Psychedelics can be somewhat compared to meditation or hypnosis, but on a much deeper (and wavier) level. With that in mind, it’s easy to imagine how a deeply meditative state accompanied by rapturous lighting would move users as close to an actual hallucinogen experience as possible.
“People typically report the visual experience, perceived with eyes closed, as flying effortlessly through a multi-dimensional kaleidoscope of colors. Alongside this, almost all report some reduction in sense of body, ego and time,” co-creator Tom Galea said in an interview.
Psychiatrist and psychedelic researcher Dr. Ben Sessa also weighed in on the app in a company press release, stating: “It offers users an opportunity for personal growth and development. The success of the project is a testament to the careful design, scientific background and evidence-based approach of the Lumenate inventors.
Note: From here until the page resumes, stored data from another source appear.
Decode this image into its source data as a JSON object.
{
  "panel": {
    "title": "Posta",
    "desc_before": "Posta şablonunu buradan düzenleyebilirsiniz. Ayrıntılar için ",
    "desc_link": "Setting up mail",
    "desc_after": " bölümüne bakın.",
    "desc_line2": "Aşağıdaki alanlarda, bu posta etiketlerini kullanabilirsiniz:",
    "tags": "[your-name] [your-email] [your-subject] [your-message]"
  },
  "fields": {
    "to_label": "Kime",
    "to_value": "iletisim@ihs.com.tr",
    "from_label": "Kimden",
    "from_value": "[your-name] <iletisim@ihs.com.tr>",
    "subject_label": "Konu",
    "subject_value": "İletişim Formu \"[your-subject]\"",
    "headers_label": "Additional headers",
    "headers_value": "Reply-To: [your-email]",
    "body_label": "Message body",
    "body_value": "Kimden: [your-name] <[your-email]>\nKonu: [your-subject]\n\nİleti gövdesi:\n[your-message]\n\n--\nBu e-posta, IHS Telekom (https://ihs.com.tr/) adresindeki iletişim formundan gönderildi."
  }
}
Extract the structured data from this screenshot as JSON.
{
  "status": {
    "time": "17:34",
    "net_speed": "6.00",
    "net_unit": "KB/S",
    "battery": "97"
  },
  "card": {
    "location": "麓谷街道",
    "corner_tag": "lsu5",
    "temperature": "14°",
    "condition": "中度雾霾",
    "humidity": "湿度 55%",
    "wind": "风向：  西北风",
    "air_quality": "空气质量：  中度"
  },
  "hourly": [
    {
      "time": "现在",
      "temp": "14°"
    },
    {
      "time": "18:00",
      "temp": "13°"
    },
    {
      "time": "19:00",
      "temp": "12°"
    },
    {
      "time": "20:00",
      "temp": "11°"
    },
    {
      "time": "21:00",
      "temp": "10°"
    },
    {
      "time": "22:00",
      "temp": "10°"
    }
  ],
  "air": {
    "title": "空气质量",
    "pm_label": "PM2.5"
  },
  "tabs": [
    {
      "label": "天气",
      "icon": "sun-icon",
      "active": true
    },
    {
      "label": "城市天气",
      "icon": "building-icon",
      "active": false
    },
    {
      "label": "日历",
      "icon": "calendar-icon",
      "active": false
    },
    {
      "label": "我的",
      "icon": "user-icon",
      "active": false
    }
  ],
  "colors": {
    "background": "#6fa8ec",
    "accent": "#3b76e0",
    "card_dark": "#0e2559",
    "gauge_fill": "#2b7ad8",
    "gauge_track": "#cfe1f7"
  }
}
I see this tool being an important element in the future of clinical psychedelic research and treatments.”
Created by electric artist and developer Pavel Dobryakov (a.k.a. “Pavel Do Great”), Fluid Simulation features stunning, interactive visuals designed to soothe anxiety, cure boredom, and even emulate the type of kaleidoscopical optics one might experience when under the influence of psychedelics.
This interactive app allows users to “play” with the relaxing “fluids” by touching the screen with your fingers, adjusting the swirling visuals with each point of contact to create something freshly beautiful and aesthetically soothing.
The idea of experiencing visuals on psychedelics might seem intimidating, especially if you can’t conceive of what that might look like. Playing with Fluid Simulation will give you a vague idea of what the visual element of psychedelic exploration brings and open your mind to what a soothing and even healing experience many people come away with after tripping.
Researchers are newly exploring the use of sound as a form of psychedelic experience: particularly binaural beats, which are sounds that can allegedly trigger a psychoactive effect in a person’s brain without the use of real hallucinogens.
Binaural beats are all about frequency: when a person is exposed to two different sound frequencies in each ear, the brain automatically creates illusionary tones that are believed to cause you to process information in a similar-to-psychedelics type of altered state.
Just as psychedelic research begs to be explored further, this binaural beats concept is somewhat new and largely anecdotal. However, the Brainwaves app is acting as a widespread test on binaural effects, offering users a variety of spiritual, delta wave sounds designed to help with relaxation, manifestation, healing, and other self-care practices people often seek when turning to psychedelics.
Mesmerize combines audio and visual meditative experiences to help users relax while engaging with these unique and creative assets. This elite combination mimics the state of mind users often report having achieved when consuming psychedelics: total clarity, a streamlined cognitive pathway, and an ultimately more peaceful perspective on everyday life.
Reviewers of the app have reported increased ability to relax, meditate, visualize, sleep, and curb symptoms of anxiety, phobias, OCD, and more.
Forge of Neon is the most interactive of these trippy apps, offering users the ability to relax and doodle magical, animated glow art that is presented in 3D. This app brings artistic creativity to another level, both imitating a trippy experience and allowing you to tap into drawing and painting from a digital scope.
Like the rest of these apps, you definitely don’t have to be high on psychedelics to experience the meditative and healing properties they deliver…but it wouldn’t hurt!